Amen: The End of Men


Fiction by Owolusi Lucky

I was born during harmattan, when sky in stinginess withheld its blessing, before first rain of the second year kissed earths dust, I was crawling about. They said the rain scared me. A lot scares me back then, like the man that wear shadows, and stayed in the dark, waiting for someone to swallow, I paid taxes of fear to the shadow man. My friend also said if you buried a lizard in the ground, when you dig it up in two weeks, the head will become a coin. His brother did it, he saw it, according to him. So we hunted the street lizards, each one we buried we never buried deep enough, or at the right angle, my friend insisted his brother did it right, and he saw the coin.

I later thought Gulliver was the coolest guy, and the Lilliputians are the smartest. So we gathered round on the school field, to pity Robinson Crusoe, it wasn’t all his fault, he should have obeyed his father everyone knows; fathers are always right. We’ll never have everything but we had enough. We all wanted to be a soldier, so I carved a gun from a stick. Twenty years later, after the Nigeria N.Y.S.C (National Youth Service Corps) khaki began to fade, I joined the army and the gun carved me into a killing machine, on the battle field in Borno State, Nigeria.

Now I sometimes pick bullet shell on the floor to remind me of those days we dug up the lizards; maybe part of us wanted good from bad, after-all, Paul Coelho was right, change too is alchemy. I stopped giving names to faces, I just call them brothers. It’s easier that way, when they pass on, you get to mourn them collectively. This afternoon after a patrol car drove over a bomb, they salvaged his body, and brought him back, he was a Christian.

Someone pointed to me and said, “Paul, you are a Christian, come and say a Prayer for the dead.”

To the shallow grave I looked without judging, the only prayer I believed in is the one my mother prays, but it wasn’t a prayer for the dead it was for the living. So I twisted it, and it felt bitter on my tongue. I learnt a lot from the alchemist everyone is searching for something. I once saw a dying terrorist shot in the bowel, he was afraid. I wanted to ask him why he was afraid, but I remembered even a mad-man is searching for something, if we stop searching then we are dead.

Yesterday, a brother, told me about a place, where the ladies are clean, and gives a good time, two phrases that meant expensive. We went there that night, the ladies are much welcoming, their legs open quickly. One said she loves men in uniform, and begged for my mobile number, I held her breast gently like a grenade, and she recoiled like Ak47 during orgasm. I’ve come to understand the body I’ve seen it dead too many times, so I cherish the flicking of eyelashes, rising of breath, warmth between thighs, and hardness of nipples. We all are traders, with different prices, some are so blind they don’t know what they are trading for coins. She talked a lot after the orgasm, about her only child in the village, about men, music, and her face sparkled under the light. She touched my scars gently, perhaps in another world, I think she’ll be the woman behind the counter in banks, but another life is too expensive for the unlucky, and luck is a horny bitch that fucks with whomever that pleases her.

We left in the morning, my friends face was full of life, a smile spread across his scarred face. Immediately we arrived at the camp he was called for emergency patrol. He is now in this shallow grave, where I just said my Amen.

Amen is a kind of goodbye, an assurance to an end. All things here end with an Amen. “The enemy will never get you Paul, Amen.” My mother will pray whenever she called.

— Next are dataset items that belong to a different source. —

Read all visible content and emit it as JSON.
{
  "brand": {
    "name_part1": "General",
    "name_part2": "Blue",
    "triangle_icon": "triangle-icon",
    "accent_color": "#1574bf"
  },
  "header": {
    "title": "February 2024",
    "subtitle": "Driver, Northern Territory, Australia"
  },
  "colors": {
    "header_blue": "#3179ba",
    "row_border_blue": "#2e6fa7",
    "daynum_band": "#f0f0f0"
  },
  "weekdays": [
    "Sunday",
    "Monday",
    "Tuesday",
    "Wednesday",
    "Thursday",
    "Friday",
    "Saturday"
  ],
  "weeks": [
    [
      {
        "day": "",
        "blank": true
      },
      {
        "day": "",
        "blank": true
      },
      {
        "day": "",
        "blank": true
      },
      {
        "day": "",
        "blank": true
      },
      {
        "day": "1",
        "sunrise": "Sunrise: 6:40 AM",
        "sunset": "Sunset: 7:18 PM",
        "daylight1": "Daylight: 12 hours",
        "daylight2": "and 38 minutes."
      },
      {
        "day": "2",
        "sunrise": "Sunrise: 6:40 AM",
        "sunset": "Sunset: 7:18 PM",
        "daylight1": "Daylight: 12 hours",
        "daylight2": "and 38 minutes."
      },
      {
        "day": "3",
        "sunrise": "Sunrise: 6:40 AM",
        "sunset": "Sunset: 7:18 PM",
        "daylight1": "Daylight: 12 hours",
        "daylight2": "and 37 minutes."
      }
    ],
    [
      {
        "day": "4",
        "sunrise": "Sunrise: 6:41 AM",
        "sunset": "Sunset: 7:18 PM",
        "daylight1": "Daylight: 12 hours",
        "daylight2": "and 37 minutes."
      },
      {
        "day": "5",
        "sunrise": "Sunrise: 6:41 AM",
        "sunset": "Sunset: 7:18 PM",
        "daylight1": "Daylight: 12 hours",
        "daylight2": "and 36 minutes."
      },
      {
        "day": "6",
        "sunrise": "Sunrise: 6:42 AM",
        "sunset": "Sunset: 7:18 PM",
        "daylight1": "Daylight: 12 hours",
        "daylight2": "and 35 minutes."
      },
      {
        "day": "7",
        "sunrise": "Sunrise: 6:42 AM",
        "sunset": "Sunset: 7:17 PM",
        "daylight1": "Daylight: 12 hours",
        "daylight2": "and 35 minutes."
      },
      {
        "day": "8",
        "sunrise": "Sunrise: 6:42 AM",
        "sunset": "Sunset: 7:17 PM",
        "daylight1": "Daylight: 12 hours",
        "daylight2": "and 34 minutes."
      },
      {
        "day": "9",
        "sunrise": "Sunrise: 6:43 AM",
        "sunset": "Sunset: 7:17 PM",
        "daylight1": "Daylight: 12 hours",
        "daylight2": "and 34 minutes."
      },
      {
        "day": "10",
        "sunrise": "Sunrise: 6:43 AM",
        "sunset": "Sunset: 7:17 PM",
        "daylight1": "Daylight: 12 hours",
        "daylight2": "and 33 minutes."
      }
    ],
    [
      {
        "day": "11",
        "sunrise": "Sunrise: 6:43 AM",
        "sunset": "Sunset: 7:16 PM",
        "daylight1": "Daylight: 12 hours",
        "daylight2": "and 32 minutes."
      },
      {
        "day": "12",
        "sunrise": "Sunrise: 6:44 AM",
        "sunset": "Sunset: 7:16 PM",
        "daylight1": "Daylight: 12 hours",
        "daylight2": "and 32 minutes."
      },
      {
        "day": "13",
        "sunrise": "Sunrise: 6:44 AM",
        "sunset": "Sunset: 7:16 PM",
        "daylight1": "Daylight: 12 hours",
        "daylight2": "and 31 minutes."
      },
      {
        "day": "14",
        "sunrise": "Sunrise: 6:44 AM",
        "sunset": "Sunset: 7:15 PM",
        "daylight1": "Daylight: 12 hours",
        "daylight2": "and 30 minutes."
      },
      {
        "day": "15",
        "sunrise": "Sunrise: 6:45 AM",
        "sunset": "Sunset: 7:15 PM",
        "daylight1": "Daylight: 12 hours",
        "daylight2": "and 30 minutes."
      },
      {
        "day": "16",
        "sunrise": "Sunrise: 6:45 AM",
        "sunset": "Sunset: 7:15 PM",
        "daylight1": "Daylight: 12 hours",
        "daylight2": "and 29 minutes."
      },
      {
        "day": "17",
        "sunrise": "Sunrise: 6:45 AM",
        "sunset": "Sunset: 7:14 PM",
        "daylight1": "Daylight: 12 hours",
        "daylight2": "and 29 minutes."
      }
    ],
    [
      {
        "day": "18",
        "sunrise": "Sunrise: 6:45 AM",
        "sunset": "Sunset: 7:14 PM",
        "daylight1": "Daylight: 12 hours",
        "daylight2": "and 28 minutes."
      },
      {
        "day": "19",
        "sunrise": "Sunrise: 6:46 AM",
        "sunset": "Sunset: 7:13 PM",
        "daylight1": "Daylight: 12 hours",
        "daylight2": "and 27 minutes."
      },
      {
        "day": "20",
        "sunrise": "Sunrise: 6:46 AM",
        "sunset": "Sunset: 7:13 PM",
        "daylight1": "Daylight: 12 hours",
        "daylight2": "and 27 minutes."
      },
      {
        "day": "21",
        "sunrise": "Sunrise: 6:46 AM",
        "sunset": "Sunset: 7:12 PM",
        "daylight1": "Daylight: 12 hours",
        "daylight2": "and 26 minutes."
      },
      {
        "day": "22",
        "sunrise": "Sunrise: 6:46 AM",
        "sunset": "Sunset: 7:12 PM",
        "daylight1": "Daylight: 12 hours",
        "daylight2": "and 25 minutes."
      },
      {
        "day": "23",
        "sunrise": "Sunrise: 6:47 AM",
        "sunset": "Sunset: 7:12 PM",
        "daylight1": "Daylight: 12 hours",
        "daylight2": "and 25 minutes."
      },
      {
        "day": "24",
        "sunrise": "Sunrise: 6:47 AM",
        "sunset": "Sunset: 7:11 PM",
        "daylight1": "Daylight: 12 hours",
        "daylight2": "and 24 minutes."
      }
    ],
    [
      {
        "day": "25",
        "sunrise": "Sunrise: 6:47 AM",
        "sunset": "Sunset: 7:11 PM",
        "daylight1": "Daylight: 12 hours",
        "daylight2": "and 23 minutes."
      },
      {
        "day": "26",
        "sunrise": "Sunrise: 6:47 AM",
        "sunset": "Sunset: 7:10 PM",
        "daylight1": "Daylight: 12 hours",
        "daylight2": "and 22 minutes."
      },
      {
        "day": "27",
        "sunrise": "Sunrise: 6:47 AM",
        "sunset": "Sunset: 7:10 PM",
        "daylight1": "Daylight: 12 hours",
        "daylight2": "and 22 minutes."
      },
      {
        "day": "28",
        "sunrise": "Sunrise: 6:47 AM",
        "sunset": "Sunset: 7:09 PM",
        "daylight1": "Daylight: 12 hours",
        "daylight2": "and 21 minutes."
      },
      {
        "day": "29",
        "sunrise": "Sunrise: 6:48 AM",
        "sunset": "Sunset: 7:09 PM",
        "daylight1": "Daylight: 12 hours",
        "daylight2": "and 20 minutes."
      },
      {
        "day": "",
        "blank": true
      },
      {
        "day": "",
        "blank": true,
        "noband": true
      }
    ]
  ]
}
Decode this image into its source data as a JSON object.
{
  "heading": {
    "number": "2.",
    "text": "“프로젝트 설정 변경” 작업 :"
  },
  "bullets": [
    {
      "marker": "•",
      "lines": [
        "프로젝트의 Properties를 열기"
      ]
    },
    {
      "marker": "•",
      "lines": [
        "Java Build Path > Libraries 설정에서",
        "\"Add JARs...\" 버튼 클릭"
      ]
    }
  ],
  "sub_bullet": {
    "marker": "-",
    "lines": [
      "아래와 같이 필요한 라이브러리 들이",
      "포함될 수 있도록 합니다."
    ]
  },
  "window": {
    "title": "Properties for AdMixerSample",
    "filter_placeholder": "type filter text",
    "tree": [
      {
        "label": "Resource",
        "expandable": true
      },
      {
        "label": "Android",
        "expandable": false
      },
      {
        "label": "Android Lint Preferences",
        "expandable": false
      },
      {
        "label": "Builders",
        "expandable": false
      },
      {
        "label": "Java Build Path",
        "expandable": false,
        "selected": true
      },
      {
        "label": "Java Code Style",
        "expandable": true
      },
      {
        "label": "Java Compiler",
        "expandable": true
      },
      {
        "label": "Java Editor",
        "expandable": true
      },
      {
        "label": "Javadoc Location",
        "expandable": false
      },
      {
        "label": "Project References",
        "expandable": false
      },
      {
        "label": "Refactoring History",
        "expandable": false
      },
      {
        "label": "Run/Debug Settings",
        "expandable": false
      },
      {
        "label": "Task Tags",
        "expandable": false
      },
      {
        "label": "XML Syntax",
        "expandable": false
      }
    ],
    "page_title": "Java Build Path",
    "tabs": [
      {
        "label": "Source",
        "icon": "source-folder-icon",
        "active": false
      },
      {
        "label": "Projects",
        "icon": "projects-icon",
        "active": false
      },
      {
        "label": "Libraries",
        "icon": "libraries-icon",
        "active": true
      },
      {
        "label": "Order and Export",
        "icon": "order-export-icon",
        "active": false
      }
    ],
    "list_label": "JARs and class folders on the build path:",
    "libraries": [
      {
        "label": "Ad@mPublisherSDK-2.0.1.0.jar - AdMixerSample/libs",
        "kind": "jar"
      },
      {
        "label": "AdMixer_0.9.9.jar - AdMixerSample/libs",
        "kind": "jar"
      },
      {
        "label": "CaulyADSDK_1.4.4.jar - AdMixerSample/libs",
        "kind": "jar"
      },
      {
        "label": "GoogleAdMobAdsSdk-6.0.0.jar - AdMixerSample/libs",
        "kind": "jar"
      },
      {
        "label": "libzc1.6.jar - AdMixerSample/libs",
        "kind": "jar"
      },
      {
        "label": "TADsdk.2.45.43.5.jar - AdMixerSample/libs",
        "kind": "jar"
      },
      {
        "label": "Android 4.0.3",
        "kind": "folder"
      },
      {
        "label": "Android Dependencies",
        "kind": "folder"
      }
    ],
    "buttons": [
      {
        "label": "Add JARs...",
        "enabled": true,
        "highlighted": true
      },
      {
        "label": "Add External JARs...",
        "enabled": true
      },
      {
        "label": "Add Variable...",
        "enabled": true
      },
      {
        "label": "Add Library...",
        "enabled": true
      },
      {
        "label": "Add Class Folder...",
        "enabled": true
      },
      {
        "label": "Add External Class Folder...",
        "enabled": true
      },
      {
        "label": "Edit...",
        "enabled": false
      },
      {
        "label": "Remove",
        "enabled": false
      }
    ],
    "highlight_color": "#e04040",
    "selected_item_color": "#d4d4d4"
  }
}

The pastors do not come here to preach, or the Imams to call prayers. We all know God understand men in uniform. Some men drank that night, singing gyrations, till they entered the trenches to rest. I wonder why someone snores on battlefield before receiving a slap. Maybe they are dreaming of their wives.

Two weeks later, with boot soaked in the August rain we rallied to defend our barracks when the terrorist attacked, I fired all my ammo, for hours non-stop, we pushed them back. A shell landed not far away from me, exploding violently with vengeance, a shrapnel impaled me. My Femur shattered. I couldn’t cry it was no use, the august sky cried on my behalf, till I fainted.

They collected me like the other bodies, someone must be practicing the prayer he’ll say on my grave. I coughed, a smile showed in my sight, who it was doesn’t matter.

He said “welcome back tough bastard, we beat them back”.

I managed a painful groan, as I was lifted towards the hospital, wind brought chorus

“Amen.”

Which I understood was the end of men.

Till this day, although two years after my discharge due to injury, I hardly say amen during prayers.


Owolusi Lucky

Owolusi Lucky like other Nigerians does lot of things: Teaching, Painting, programming, and writing. He has published poetry, short fictions and essays in anthologies, magazines, and journals. He believes in meditation, and explores humanity in his writing. He has published or has work forthcoming at Whitewall Review, Zoetic Press, America Diversity Report, Deracine Magazine and others.